M. Habeck a souligné que l’Allemagne « doit se libérer » des importations de gaz, de charbon et de pétrole russes. En février, l’Allemagne a arrêté le projet controversé de gazoduc Nord Stream 2. Depuis, elle s’est jointe à d’autres nations européennes pour introduire une série de sanctions contre la Russie en raison de son invasion de l’Ukraine. Berlin a même renoncé à sa pratique de longue date consistant à bloquer les exportations d’armes vers les zones de conflit.

M. Habeck a toutefois déclaré que l’Allemagne avait déjà commencé à ressentir les effets de ces décisions.

« L’impact des sanctions et de la guerre sur tous les secteurs de l’économie est si fort que nous pouvons craindre un impact important », a déclaré M. Habeck. Le ministre a déclaré que tous les espoirs de voir la plus grande économie d’Europe retrouver les niveaux post-pandémie plus tard dans l’année ont été anéantis.

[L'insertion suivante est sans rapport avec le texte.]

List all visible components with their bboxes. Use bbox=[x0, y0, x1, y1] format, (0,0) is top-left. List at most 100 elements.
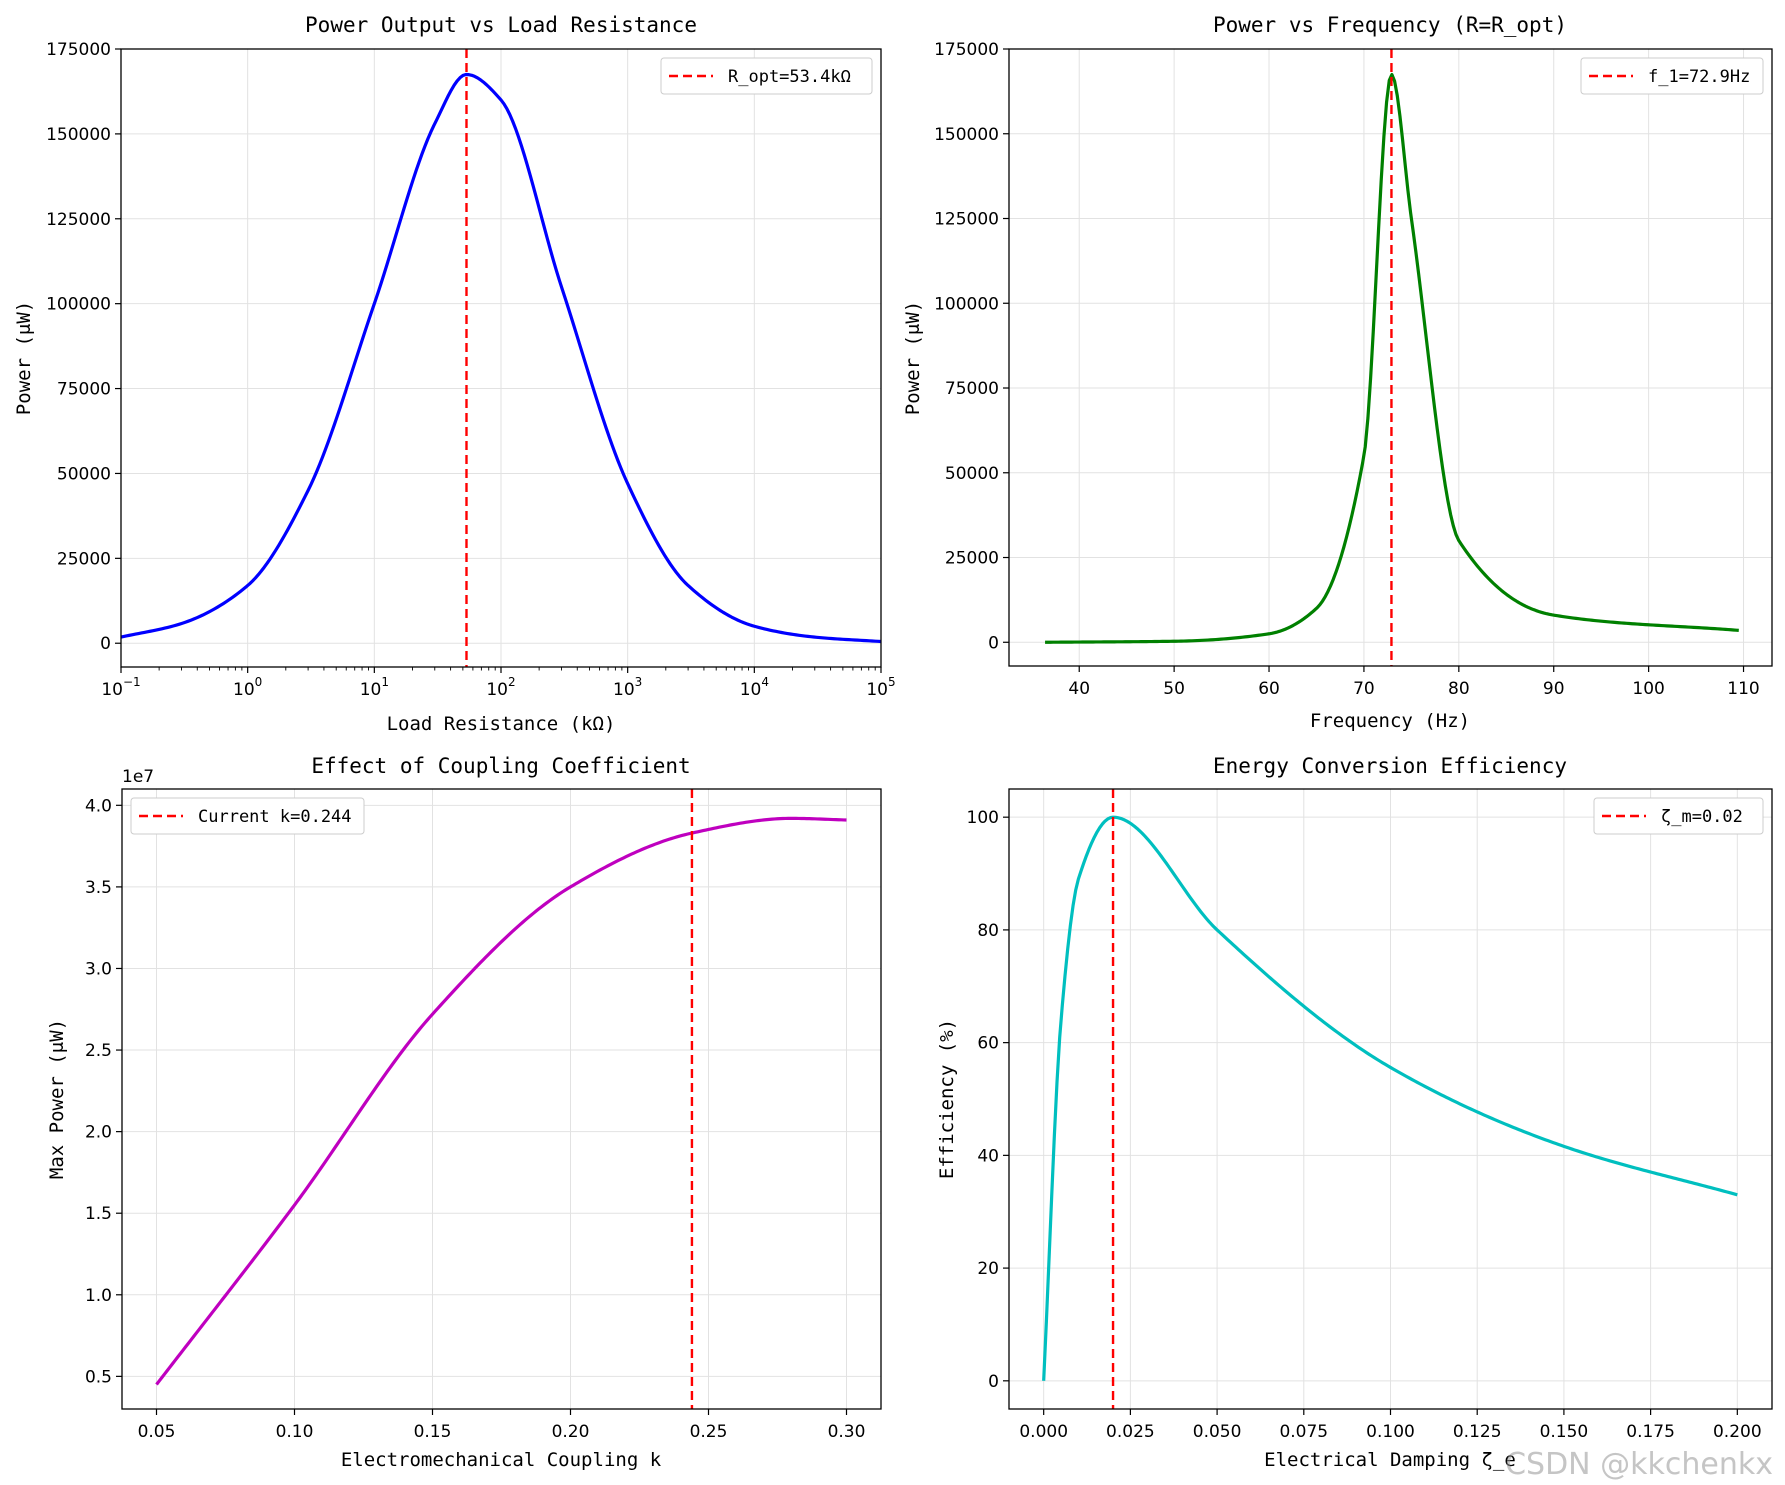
power-vs-frequency-curve bbox=[1045, 72, 1739, 644]
x-tick-label: 90 bbox=[1543, 679, 1565, 699]
y-tick-label: 25000 bbox=[945, 549, 999, 569]
chart-title: Effect of Coupling Coefficient bbox=[311, 754, 690, 778]
x-tick-label: 0.10 bbox=[276, 1422, 314, 1442]
y-tick-label: 1.5 bbox=[85, 1204, 112, 1224]
y-tick-label: 100000 bbox=[934, 294, 999, 314]
panel-power-vs-frequency: 40 50 60 70 80 90 100 110 0 25000 50000 75000 10000… bbox=[902, 13, 1773, 732]
y-tick-label: 80 bbox=[977, 921, 999, 941]
x-axis-label: Electrical Damping ζ_e bbox=[1264, 1449, 1516, 1471]
y-tick-label: 175000 bbox=[934, 40, 999, 60]
y-tick-label: 0.5 bbox=[85, 1367, 112, 1387]
x-tick-label: 0.175 bbox=[1626, 1422, 1675, 1442]
x-tick-label: 101 bbox=[360, 675, 389, 700]
max-power-vs-coupling-curve bbox=[155, 816, 847, 1386]
legend-box bbox=[1593, 797, 1764, 835]
x-tick-label: 0.30 bbox=[828, 1422, 866, 1442]
x-axis-label: Electromechanical Coupling k bbox=[341, 1449, 662, 1471]
y-tick-label: 125000 bbox=[934, 210, 999, 230]
x-tick-label: 0.150 bbox=[1540, 1422, 1589, 1442]
y-tick-label: 75000 bbox=[57, 380, 111, 400]
x-tick-label: 50 bbox=[1163, 679, 1185, 699]
x-tick-label: 103 bbox=[613, 675, 642, 700]
y-tick-label: 50000 bbox=[945, 464, 999, 484]
y-tick-label: 20 bbox=[977, 1259, 999, 1279]
y-tick-label: 50000 bbox=[57, 464, 111, 484]
legend-label: R_opt=53.4kΩ bbox=[728, 67, 851, 87]
x-tick-label: 0.000 bbox=[1019, 1422, 1068, 1442]
x-axis-ticks: 0.05 0.10 0.15 0.20 0.25 0.30 bbox=[138, 1409, 866, 1442]
y-tick-label: 2.5 bbox=[85, 1041, 112, 1061]
x-axis-ticks: 10−1 100 101 102 103 104 105 bbox=[101, 667, 896, 700]
y-tick-label: 2.0 bbox=[85, 1123, 112, 1143]
x-tick-label: 0.050 bbox=[1193, 1422, 1242, 1442]
y-tick-label: 0 bbox=[988, 633, 999, 653]
y-tick-label: 4.0 bbox=[85, 796, 112, 816]
x-tick-label: 0.075 bbox=[1279, 1422, 1328, 1442]
grid-lines bbox=[122, 789, 881, 1409]
y-tick-label: 3.0 bbox=[85, 959, 112, 979]
x-tick-label: 0.20 bbox=[552, 1422, 590, 1442]
grid-lines bbox=[120, 48, 882, 667]
y-axis-label: Efficiency (%) bbox=[936, 1019, 958, 1179]
legend: f_1=72.9Hz bbox=[1580, 57, 1764, 95]
y-tick-label: 75000 bbox=[945, 379, 999, 399]
y-tick-label: 3.5 bbox=[85, 878, 112, 898]
x-tick-label: 105 bbox=[866, 675, 895, 700]
grid-lines bbox=[1009, 789, 1772, 1409]
y-tick-label: 125000 bbox=[46, 210, 111, 230]
x-tick-label: 0.100 bbox=[1366, 1422, 1415, 1442]
legend-label: ζ_m=0.02 bbox=[1661, 807, 1743, 827]
x-axis-ticks: 40 50 60 70 80 90 100 110 bbox=[1068, 666, 1760, 699]
y-axis-ticks: 0 25000 50000 75000 100000 125000 150000 175000 bbox=[934, 40, 1009, 653]
legend-label: f_1=72.9Hz bbox=[1648, 67, 1750, 87]
x-axis-label: Load Resistance (kΩ) bbox=[387, 713, 616, 735]
chart-title: Energy Conversion Efficiency bbox=[1213, 754, 1567, 778]
y-tick-label: 100000 bbox=[46, 295, 111, 315]
x-tick-label: 0.200 bbox=[1713, 1422, 1762, 1442]
legend: R_opt=53.4kΩ bbox=[660, 57, 873, 95]
legend-box bbox=[660, 57, 873, 95]
x-tick-label: 110 bbox=[1727, 679, 1759, 699]
y-tick-label: 175000 bbox=[46, 40, 111, 60]
y-tick-label: 60 bbox=[977, 1034, 999, 1054]
y-axis-ticks: 0 25000 50000 75000 100000 125000 150000 175000 bbox=[46, 40, 121, 654]
power-vs-resistance-curve bbox=[120, 72, 882, 644]
y-offset-label: 1e7 bbox=[122, 767, 154, 787]
x-tick-label: 0.05 bbox=[138, 1422, 176, 1442]
x-axis-label: Frequency (Hz) bbox=[1310, 710, 1470, 732]
plot-frame bbox=[1008, 48, 1773, 667]
plot-frame bbox=[121, 788, 882, 1410]
y-tick-label: 100 bbox=[967, 808, 999, 828]
x-tick-label: 102 bbox=[486, 675, 515, 700]
chart-title: Power Output vs Load Resistance bbox=[305, 13, 697, 37]
x-tick-label: 0.15 bbox=[414, 1422, 452, 1442]
y-axis-label: Power (μW) bbox=[902, 301, 924, 415]
panel-power-vs-load: 10−1 100 101 102 103 104 105 0 25000 50000 75000 1… bbox=[13, 13, 896, 735]
panel-coupling-coefficient: 0.05 0.10 0.15 0.20 0.25 0.30 0.5 1.0 1.5 2.0 2.5… bbox=[46, 754, 882, 1471]
y-tick-label: 25000 bbox=[57, 549, 111, 569]
x-axis-ticks: 0.000 0.025 0.050 0.075 0.100 0.125 0.150 0.175… bbox=[1019, 1409, 1762, 1442]
y-tick-label: 0 bbox=[988, 1372, 999, 1392]
x-tick-label: 0.025 bbox=[1106, 1422, 1155, 1442]
efficiency-curve bbox=[1042, 815, 1738, 1381]
x-tick-label: 40 bbox=[1068, 679, 1090, 699]
y-tick-label: 0 bbox=[100, 634, 111, 654]
y-axis-ticks: 0 20 40 60 80 100 bbox=[967, 808, 1009, 1392]
legend: Current k=0.244 bbox=[130, 797, 365, 835]
x-tick-label: 100 bbox=[1632, 679, 1664, 699]
y-axis-ticks: 0.5 1.0 1.5 2.0 2.5 3.0 3.5 4.0 bbox=[85, 796, 122, 1387]
x-tick-label: 104 bbox=[740, 675, 769, 700]
x-tick-label: 0.25 bbox=[690, 1422, 728, 1442]
y-tick-label: 40 bbox=[977, 1146, 999, 1166]
chart-title: Power vs Frequency (R=R_opt) bbox=[1213, 13, 1567, 37]
x-tick-label: 10−1 bbox=[101, 675, 140, 700]
x-tick-label: 60 bbox=[1258, 679, 1280, 699]
x-tick-label: 0.125 bbox=[1453, 1422, 1502, 1442]
panel-energy-efficiency: 0.000 0.025 0.050 0.075 0.100 0.125 0.150 0.175… bbox=[936, 754, 1773, 1471]
x-tick-label: 70 bbox=[1353, 679, 1375, 699]
watermark: CSDN @kkchenkx bbox=[1505, 1447, 1773, 1482]
y-tick-label: 1.0 bbox=[85, 1286, 112, 1306]
x-tick-label: 100 bbox=[233, 675, 262, 700]
y-axis-label: Power (μW) bbox=[13, 301, 35, 415]
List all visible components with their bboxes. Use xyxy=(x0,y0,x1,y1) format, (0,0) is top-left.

« Nous avions espéré que nous allions connaître une embellie ce printemps, une phase de reprise. Mais nous avons maintenant les conséquences de la guerre », a-t-il averti. Habeck a exhorté les consommateurs à faire leur part en réduisant leur consommation. « Si vous voulez faire un peu de mal à Poutine, alors économisez l’énergie », a-t-il déclaré.

Le gouvernement allemand a promis de mettre à disposition des crédits bon marché par l’intermédiaire de son prêteur public KfW pour aider à compenser une partie des pertes.

M. Habeck a dit espérer que les mesures prises par le gouvernement pour atténuer l’impact des sanctions et des prix élevés de l’énergie sur les entreprises et les ménages permettraient d’éviter une récession.

« Et il faut dire une fois de plus que c’est Vladimir Poutine seul qui a fait peser ces conséquences sur la communauté mondiale », a-t-il ajouté.